- On Tuesday, Amazon announced the launch of Amazon One, a bio-authentication tool that allows users to use their palm to pay for purchases or enter various locations. To start, the company is introducing the technology at two Amazon Go stores in Seattle, but the technology will be available for other retailers to use at the traditional checkout point-of-sale.
- The feature allows consumers to connect their palms with their credit cards, and they can do so with either one hand or both. Amazon's vision technology uses unique traits within people's palms to create a distinctive identifier associated with users' accounts, per the company statement.
- Beyond Amazon Go stores, the company said it will offer the technology to third parties such as retailers, stadiums and office buildings. Customers do not have to have an Amazon account to use the technology, only a credit card and a mobile phone number, the company said.
As Amazon grows its payment technology and third party offerings, it also is expanding its own national footprint. In early July, the e-commerce giant announced plans to open more stores in Redmond, Washington, and Washington, D.C., as well as open its forthcoming supermarket concept stores in North Hollywood, California, and Oak Lawn, Illinois. The company recently opened an Amazon Go Grocery store in Redmond, Washington, earlier this month, which is part of its ongoing efforts to reimagine the grocery shopping experience.
The Amazon One isn't the only tool that the company has sold to third parties. Back in mid-March, the company began selling its cashierless technology to other retailers, allowing them to collect payments without having customers wait in a checkout line.
Besides collecting users' personal data for Amazon Go or Amazon One, the retailer is also harnessing users' voices. The company recently released new Amazon Echo and Fire TV Stick devices, which purport to have better voice recognition capabilities.

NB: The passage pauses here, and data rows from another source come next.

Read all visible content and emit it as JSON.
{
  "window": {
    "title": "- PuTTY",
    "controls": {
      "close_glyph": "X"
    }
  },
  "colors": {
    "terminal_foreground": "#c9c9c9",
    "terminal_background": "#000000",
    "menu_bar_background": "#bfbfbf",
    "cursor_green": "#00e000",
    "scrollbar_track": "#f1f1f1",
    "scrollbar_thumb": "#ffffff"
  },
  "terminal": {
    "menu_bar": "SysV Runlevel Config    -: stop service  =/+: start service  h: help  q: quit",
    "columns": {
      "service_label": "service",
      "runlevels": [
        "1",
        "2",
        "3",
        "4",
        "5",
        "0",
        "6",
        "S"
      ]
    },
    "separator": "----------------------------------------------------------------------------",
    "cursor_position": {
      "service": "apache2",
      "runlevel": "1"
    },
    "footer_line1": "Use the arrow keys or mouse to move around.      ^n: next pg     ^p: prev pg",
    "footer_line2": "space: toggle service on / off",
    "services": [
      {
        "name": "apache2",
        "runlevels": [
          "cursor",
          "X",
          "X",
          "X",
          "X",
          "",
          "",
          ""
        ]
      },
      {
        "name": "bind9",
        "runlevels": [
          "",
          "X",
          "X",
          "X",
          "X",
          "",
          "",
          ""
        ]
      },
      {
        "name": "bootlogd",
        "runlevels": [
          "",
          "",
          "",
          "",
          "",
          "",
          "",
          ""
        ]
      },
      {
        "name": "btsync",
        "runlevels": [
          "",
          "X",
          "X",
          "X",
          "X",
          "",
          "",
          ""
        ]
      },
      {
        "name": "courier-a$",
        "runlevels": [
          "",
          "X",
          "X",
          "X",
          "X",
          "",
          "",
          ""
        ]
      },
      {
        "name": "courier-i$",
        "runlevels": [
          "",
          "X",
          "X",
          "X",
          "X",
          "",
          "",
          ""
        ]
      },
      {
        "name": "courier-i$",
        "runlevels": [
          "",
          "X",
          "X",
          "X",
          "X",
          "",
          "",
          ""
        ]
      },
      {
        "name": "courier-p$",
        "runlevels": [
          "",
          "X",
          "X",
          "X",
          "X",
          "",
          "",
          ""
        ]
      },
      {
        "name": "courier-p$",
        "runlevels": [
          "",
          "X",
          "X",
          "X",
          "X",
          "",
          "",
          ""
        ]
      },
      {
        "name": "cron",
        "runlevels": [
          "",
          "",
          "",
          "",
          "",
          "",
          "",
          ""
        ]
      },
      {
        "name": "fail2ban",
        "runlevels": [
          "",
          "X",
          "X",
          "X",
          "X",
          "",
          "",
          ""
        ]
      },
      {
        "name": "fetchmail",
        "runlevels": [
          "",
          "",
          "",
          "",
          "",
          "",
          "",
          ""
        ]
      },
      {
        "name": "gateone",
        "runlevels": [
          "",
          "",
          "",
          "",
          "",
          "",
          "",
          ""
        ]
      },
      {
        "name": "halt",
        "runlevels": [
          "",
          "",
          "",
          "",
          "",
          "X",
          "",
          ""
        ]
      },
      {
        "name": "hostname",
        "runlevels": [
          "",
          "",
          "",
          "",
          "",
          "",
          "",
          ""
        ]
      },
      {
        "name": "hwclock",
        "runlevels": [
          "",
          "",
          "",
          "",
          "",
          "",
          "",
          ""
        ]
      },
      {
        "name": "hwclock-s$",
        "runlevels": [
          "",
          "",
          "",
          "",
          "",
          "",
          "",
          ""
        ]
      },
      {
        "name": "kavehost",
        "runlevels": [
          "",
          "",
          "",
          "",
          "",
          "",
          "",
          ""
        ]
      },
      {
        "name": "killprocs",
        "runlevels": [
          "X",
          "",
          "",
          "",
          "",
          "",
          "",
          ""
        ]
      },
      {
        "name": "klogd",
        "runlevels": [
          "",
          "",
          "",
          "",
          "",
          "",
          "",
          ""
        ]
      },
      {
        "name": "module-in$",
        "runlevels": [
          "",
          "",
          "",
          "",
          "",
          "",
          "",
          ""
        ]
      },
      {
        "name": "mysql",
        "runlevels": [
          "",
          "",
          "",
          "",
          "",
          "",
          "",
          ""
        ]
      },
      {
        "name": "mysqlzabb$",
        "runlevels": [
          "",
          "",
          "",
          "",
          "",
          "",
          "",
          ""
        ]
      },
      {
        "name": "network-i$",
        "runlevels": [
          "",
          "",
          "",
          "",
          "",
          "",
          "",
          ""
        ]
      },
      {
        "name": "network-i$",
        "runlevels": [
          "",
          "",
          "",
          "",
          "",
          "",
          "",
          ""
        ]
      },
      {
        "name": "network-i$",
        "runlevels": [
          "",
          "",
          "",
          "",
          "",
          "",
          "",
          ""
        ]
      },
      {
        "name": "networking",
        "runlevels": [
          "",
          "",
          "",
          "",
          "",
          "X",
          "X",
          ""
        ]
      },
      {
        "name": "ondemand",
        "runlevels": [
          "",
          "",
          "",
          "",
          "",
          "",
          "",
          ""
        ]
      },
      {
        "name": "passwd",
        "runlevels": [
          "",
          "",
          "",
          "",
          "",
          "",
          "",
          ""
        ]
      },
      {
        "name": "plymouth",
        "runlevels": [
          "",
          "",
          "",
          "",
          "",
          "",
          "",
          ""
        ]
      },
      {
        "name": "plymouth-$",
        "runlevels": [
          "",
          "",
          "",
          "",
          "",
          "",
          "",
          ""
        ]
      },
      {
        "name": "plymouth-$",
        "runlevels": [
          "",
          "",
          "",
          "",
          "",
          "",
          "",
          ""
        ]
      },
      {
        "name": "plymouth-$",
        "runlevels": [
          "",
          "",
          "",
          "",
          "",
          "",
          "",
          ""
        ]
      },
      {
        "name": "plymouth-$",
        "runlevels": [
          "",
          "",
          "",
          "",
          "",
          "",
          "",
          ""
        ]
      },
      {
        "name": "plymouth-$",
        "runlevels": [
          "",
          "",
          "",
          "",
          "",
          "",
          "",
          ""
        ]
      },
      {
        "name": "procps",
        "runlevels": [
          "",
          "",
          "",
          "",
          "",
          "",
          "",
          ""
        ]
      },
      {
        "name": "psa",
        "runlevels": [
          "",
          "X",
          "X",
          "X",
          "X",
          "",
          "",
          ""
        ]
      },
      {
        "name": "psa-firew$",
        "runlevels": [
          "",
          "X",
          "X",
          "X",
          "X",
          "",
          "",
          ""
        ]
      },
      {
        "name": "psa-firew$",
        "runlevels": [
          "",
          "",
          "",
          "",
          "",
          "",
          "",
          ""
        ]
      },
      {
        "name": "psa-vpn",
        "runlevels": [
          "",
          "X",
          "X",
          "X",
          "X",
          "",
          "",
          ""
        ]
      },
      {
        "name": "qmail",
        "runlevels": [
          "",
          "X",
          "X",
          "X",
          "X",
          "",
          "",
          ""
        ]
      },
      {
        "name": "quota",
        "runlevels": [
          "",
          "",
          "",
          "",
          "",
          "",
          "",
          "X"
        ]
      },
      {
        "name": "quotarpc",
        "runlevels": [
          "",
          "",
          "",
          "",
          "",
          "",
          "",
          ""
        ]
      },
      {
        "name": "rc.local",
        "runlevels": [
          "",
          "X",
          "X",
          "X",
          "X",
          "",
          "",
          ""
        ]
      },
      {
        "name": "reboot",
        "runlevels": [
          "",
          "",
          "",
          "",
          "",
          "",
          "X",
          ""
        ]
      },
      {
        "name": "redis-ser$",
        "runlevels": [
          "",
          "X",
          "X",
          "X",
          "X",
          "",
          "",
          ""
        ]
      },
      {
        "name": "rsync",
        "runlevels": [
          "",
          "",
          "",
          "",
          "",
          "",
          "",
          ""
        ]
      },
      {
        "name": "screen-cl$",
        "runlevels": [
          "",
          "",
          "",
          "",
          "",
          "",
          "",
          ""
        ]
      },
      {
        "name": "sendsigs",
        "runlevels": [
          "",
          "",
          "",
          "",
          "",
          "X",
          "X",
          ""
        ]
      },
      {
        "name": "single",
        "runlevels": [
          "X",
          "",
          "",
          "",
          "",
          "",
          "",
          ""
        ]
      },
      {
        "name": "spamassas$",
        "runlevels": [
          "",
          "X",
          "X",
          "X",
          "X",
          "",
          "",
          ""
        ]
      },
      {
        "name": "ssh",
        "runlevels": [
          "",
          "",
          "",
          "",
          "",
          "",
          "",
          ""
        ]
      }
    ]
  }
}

In its announcement, the company said it is in discussions with several potential customers, but didn't disclose any specific retailers that have sought Amazon One technology. To address consumers' privacy concerns, the company said that it protects users' palm prints by encrypting and sending them to a secure cloud location where their palm signatures are created. If customers want to delete their data, they can request to have their data deleted on the Amazon One device or online through one.amazon.com.